Meet the most common error in the language. user has no cat property, so user.cat evaluates to undefined (1.7) — and asking undefined for .name doesn’t answer undefined. It CRASHES: TypeError, program dead, nothing below ever runs.

the lookup chain, hop by hopuser.cat → undefined.name 💥undefined has no properties — asking it for .name kills the whole program
under the hood

The deeper story, with the real names for things — this part is what turns “I saw it” into “I can explain it.”

The family has two more members: user.greet?.() calls a method only if it exists, and arr?.[0] guards bracket lookups. Same rule everywhere: null/undefined on the left → stop, answer undefined.

The stop is total: in a?.b.c.d(), if a is missing, then .b, .c and the call all never happen — including any side effects they would have had. That’s why it’s called short-circuiting, the same word from 2.4.

A designed-in speed bump: you may not mix || and ?? bare — a || b ?? c is a SyntaxError. The language forces parentheses so nobody has to memorize which binds tighter. When in doubt, parenthesize — 1.10’s advice, now enforced by the grammar.

Job note: document.querySelector answers null when nothing matches (7.2), so el?.textContent is daily DOM grammar. And in API testing, response fields are optional by nature — body.user?.address?.city ?? "unknown" is the shape of half the assertions you’ll write on the job.

your turn

⌨️ the crash-proof pet reader

A user list where some users have a pet and some don’t — exactly the shape every real API sends. Read every pet name without a single crash and without a single if.

requirements:

  • Create users: an array of three objects — { name: "Ada", pet: { name: "Rex" } }, { name: "Mo" }, and { name: "Liv", pet: { name: "Tuna" } }.
  • Write petLabel(user) returning the user’s pet’s name — or "no pet" when there isn’t one. No if allowed: today’s two operators do it in one line.
  • Loop over users (for...of) and print each label, in order.
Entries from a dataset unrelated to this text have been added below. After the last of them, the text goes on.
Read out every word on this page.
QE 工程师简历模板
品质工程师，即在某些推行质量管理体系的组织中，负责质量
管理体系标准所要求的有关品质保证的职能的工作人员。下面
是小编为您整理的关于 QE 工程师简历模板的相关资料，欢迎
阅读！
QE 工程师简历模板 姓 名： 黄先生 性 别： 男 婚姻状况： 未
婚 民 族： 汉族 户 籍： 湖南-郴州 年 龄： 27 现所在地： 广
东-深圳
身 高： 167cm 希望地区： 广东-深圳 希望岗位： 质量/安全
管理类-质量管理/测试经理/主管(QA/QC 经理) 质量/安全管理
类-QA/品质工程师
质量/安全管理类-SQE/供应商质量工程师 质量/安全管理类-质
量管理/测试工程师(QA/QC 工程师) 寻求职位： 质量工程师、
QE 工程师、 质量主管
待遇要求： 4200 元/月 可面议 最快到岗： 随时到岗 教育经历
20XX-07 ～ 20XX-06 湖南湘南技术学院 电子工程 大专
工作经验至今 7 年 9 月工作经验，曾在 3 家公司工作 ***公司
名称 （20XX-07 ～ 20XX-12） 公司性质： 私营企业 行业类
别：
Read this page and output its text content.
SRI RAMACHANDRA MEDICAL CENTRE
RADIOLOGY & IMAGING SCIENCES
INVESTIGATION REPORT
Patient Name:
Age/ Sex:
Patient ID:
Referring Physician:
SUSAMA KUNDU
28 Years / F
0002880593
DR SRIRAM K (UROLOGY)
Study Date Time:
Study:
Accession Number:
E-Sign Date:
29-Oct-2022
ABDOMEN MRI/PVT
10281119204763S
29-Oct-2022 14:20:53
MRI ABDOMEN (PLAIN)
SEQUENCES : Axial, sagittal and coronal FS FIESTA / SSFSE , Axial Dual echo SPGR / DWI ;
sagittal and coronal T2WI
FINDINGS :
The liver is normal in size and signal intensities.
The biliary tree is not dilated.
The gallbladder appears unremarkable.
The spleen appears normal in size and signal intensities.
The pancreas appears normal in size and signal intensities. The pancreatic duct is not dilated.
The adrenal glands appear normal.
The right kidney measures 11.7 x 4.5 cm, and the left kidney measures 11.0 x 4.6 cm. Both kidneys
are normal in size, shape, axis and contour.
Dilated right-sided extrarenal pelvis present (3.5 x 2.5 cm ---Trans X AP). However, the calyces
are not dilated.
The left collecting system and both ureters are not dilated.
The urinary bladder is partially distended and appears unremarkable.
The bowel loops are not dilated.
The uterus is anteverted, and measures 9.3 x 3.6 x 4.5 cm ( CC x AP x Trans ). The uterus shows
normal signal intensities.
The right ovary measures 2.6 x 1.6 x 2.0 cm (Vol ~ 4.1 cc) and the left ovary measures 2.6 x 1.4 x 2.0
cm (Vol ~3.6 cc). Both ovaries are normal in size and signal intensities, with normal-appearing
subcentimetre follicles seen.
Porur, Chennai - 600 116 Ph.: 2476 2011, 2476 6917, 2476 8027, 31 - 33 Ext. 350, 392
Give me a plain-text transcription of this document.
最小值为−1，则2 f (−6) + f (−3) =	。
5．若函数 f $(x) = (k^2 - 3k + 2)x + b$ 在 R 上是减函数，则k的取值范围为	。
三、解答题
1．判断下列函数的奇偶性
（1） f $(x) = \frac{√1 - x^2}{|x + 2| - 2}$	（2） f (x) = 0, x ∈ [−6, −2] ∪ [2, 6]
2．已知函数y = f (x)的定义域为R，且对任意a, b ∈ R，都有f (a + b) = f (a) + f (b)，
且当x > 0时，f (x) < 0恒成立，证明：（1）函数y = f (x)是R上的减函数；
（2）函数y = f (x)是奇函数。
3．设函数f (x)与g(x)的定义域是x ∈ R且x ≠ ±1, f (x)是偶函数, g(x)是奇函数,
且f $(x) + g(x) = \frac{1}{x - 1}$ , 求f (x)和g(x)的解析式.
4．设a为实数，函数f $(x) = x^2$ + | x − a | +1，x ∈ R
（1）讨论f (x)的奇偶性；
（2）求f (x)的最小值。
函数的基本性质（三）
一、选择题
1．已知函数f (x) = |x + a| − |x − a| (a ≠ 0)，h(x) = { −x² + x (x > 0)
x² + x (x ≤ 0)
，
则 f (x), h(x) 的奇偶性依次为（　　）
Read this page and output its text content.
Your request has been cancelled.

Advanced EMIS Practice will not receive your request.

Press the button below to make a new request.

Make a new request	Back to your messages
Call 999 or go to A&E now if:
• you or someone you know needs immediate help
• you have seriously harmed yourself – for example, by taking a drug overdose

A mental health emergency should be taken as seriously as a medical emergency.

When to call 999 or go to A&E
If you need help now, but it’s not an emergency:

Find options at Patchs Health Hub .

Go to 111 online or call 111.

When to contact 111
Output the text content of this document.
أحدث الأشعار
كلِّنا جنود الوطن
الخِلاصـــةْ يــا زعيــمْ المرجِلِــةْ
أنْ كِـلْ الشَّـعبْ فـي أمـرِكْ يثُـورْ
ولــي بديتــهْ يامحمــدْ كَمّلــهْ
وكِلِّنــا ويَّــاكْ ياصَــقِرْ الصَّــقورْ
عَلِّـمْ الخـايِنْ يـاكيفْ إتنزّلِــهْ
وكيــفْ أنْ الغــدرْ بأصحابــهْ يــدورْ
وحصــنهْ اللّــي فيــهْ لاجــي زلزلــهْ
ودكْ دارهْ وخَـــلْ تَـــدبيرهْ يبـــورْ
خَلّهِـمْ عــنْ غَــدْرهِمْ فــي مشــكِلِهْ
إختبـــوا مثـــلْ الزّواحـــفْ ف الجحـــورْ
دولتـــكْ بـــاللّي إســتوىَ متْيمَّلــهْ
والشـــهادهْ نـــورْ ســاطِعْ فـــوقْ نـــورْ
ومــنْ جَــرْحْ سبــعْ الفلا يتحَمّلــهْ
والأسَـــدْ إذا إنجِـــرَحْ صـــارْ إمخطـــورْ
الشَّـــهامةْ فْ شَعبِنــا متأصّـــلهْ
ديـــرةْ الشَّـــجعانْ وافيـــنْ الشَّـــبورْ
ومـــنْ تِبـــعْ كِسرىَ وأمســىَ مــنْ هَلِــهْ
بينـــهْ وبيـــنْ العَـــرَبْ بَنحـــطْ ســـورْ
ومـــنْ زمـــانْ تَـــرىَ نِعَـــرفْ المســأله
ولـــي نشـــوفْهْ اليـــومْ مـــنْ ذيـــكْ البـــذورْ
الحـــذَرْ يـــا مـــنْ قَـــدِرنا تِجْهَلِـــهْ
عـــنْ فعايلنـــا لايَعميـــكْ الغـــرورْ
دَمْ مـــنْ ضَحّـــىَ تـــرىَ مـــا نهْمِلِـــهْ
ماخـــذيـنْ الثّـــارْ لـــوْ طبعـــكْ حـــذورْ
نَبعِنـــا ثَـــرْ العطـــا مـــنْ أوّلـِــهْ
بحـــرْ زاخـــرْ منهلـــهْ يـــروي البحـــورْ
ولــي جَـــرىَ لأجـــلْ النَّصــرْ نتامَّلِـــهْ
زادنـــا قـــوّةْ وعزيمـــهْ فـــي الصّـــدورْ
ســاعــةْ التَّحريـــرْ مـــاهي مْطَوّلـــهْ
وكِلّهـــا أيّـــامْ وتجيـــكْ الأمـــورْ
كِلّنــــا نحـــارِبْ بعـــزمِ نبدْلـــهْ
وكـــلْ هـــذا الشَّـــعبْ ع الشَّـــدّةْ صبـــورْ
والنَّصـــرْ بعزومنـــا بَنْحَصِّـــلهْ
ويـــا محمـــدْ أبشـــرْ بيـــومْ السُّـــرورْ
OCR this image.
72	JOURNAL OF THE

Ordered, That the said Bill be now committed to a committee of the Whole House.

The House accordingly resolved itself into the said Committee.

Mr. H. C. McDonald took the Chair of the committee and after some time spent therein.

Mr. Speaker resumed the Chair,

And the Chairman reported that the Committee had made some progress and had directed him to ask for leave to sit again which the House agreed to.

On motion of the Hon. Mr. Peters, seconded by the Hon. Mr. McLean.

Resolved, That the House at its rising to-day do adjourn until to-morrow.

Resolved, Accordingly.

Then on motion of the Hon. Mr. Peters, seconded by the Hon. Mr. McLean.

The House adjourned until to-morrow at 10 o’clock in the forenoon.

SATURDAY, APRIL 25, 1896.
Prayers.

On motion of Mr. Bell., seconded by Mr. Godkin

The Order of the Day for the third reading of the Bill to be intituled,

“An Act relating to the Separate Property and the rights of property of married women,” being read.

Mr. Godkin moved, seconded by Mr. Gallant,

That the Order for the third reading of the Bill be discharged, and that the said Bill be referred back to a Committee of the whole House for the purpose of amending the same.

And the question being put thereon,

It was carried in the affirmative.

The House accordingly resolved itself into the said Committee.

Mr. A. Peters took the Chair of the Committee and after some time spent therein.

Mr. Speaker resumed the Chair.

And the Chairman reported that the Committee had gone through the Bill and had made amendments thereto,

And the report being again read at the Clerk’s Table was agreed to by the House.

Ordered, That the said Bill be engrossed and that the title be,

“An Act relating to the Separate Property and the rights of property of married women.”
when you press RUN, the console must show exactly:

Rex
no pet
Tuna

✏️ Quick check 1

const volume = 0. What does console.log(volume ?? 50) print?

✏️ Quick check 2

user has no cat property. What does console.log(user.cat?.name) print?

✏️ Quick check 3

Which operator treats the empty string "" as missing and replaces it — || or ?? ?

teach it back

🗣️ Now teach it back

Explain to a friend why user.cat.name crashes but user.cat?.name doesn’t, and why volume ?? 50 is safer than volume || 50 when volume is 0.

Write it as if your friend is sitting next to you. Saved to your journal — future-you will use these notes to teach others.

a few sentences, minimum — you’ve got this
to remember
?. = the dot with a guard: left side null/undefined → STOP, answer undefined; otherwise a normal dot. The stop abandons the entire rest of the chain (?.() and ?.[ ] exist too).
?? = the honest default: only null/undefined count as missing — 0 and "" survive. (|| replaces anything falsy; mixing || and ?? without parens is a SyntaxError by design.)
The pair user.pet?.name ?? "no pet" reads optional data in one line. Use ?. where absence is normal — not as armor on every dot; silent undefineds hide real bugs.